Co-written by Rogelio Tec Moo
Each year during the national holiday of "Thanksgiving" my family and I go to the National Museum of the American Indian in Washington, D.C. We go as an annual reminder of the past and current struggles of Native Americans. An important example of this centuries-old struggle for Native American self-determination is in today's headlines as Indigenous peoples and their supporters continue a historic standoff with the government and private security forces over the Dakota Access Pipeline that threatens the Standing Sioux Reservation.
The ongoing everyday struggle of Native Americans to live a life of self-determination in the midst of an economy plagued by deep and divisive racial economic inequality is a story that receives much less headlines. For centuries, the U.S. created much of its wealth by appropriating Native American land. Decades of intentional U.S. governmental policies stripped Native Americans from their land and resources creating a racial wealth divide between them and White Americans. Today, Native Americans stand with African Americans and Latinos on the asset poor side of the racial wealth divide.

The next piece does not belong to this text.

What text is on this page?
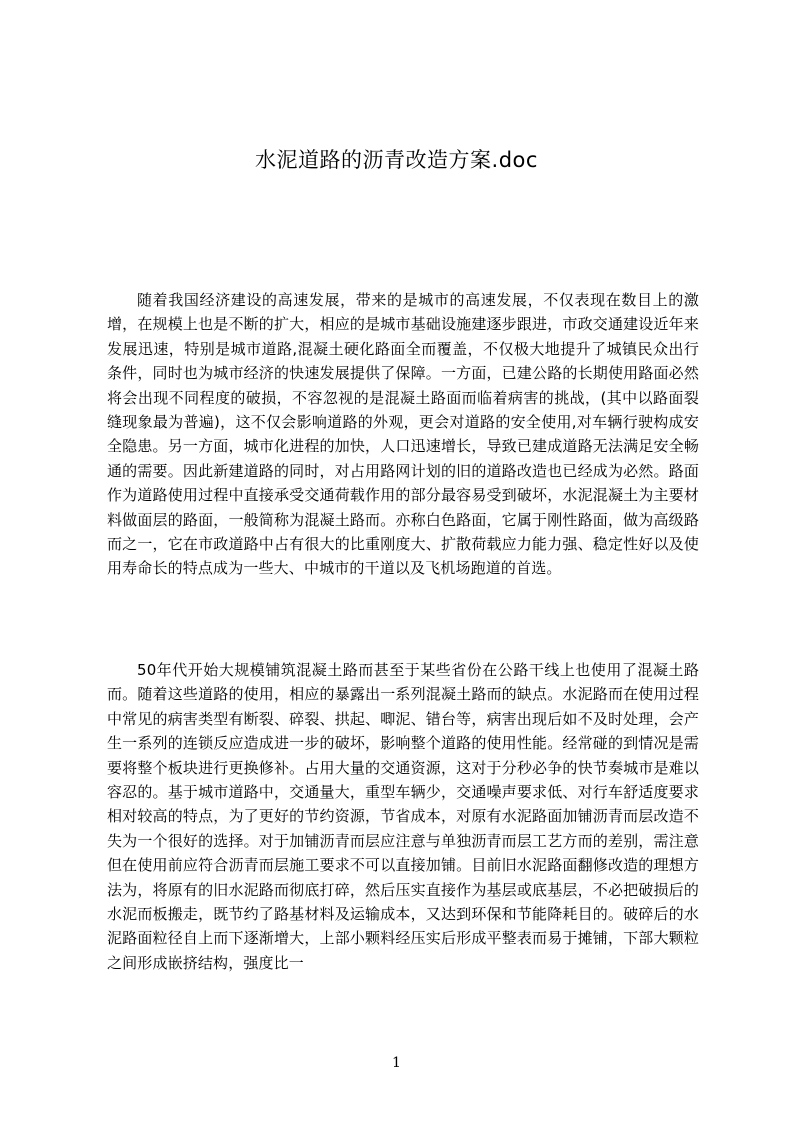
水泥道路的沥青改造方案.doc

随着我国经济建设的高速发展，带来的是城市的高速发展，不仅表现在数目上的激增，在规模上也是不断的扩大，相应的是城市基础设施建逐步跟进，市政交通建设近年来发展迅速，特别是城市道路,混凝土硬化路面全而覆盖，不仅极大地提升了城镇民众出行条件，同时也为城市经济的快速发展提供了保障。一方面，已建公路的长期使用路面必然将会出现不同程度的破损，不容忽视的是混凝土路面而临着病害的挑战，(其中以路面裂缝现象最为普遍)，这不仅会影响道路的外观，更会对道路的安全使用,对车辆行驶构成安全隐患。另一方面，城市化进程的加快，人口迅速增长，导致已建成道路无法满足安全畅通的需要。因此新建道路的同时，对占用路网计划的旧的道路改造也已经成为必然。路面作为道路使用过程中直接承受交通荷载作用的部分最容易受到破坏，水泥混凝土为主要材料做面层的路面，一般简称为混凝土路而。亦称白色路面，它属于刚性路面，做为高级路而之一，它在市政道路中占有很大的比重刚度大、扩散荷载应力能力强、稳定性好以及使用寿命长的特点成为一些大、中城市的干道以及飞机场跑道的首选。

50年代开始大规模铺筑混凝土路而甚至于某些省份在公路干线上也使用了混凝土路而。随着这些道路的使用，相应的暴露出一系列混凝土路而的缺点。水泥路而在使用过程中常见的病害类型有断裂、碎裂、拱起、唧泥、错台等，病害出现后如不及时处理，会产生一系列的连锁反应造成进一步的破坏，影响整个道路的使用性能。经常碰的到情况是需要将整个板块进行更换修补。占用大量的交通资源，这对于分秒必争的快节奏城市是难以容忍的。基于城市道路中，交通量大，重型车辆少，交通噪声要求低、对行车舒适度要求相对较高的特点，为了更好的节约资源，节省成本，对原有水泥路面加铺沥青而层改造不失为一个很好的选择。对于加铺沥青而层应注意与单独沥青而层工艺方而的差别，需注意但在使用前应符合沥青而层施工要求不可以直接加铺。目前旧水泥路面翻修改造的理想方法为，将原有的旧水泥路而彻底打碎，然后压实直接作为基层或底基层，不必把破损后的水泥而板搬走，既节约了路基材料及运输成本，又达到环保和节能降耗目的。破碎后的水泥路面粒径自上而下逐渐增大，上部小颗料经压实后形成平整表而易于摊铺，下部大颗粒之间形成嵌挤结构，强度比一

1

In 2011, the American Community Survey (ACS) reported Native Americans have the highest poverty rate among all minority groups. Their national poverty rate was at 27.0% - 1.2% higher than African Americans, 3.8% higher than Hispanics and 15.6% higher than the White national poverty rate during the same period. It must be noted that there is little socio-economic data collected about Native American peoples that much of the numbers cited are roughly five years old.
Moreover, the ACS for American Indian and Alaska Native Alone Population did an income report of Native Americans in 2013. They found that the median income of Native Americans was roughly $36,252 - slightly higher than the median income of African American households where the median income was $34,598. Altogether, these numbers pale in comparison to the White household median income of $58,270.
In terms of unemployment, Native Americans have had similar struggles. According to the Bureau of Labor Statistics, the unemployment rate for Blacks was 16%, Hispanics was 12.5% and Whites was 8.7%. For comparison, the unemployment rate for Native Americans was 17.9% - according to the ACS estimates during 2010.
All of this data highlights how the reality of Native American disenfranchisement and marginalization is a story that one does not need to go to a museum to see, but rather is a reality lived every day by Native Americans. The good news is that Native Americans resistance as seen in the struggle against the Dakota Access Pipeline continues to this day. Economic development has been a central struggle for Native American people. The emergence of community development financial institutions (CDFIs) like the South Dakota Four Bands Community Fund have been an important step in creating long term pathways for financial stability and security for Native American people. In 2009, the Native CDFI Network began with the purpose of bringing together Native Americans CDFIs from across the country to strengthen national advocacy and economic resources for Native American people.
Native American people across the country continue to organize to move the country beyond its history of inequality and disenfranchisement and as usual it is up to the rest of this country to finally follow Native Americans lead in creating a country where all truly have the opportunity and access to resources that allow for self-determination and financial stability.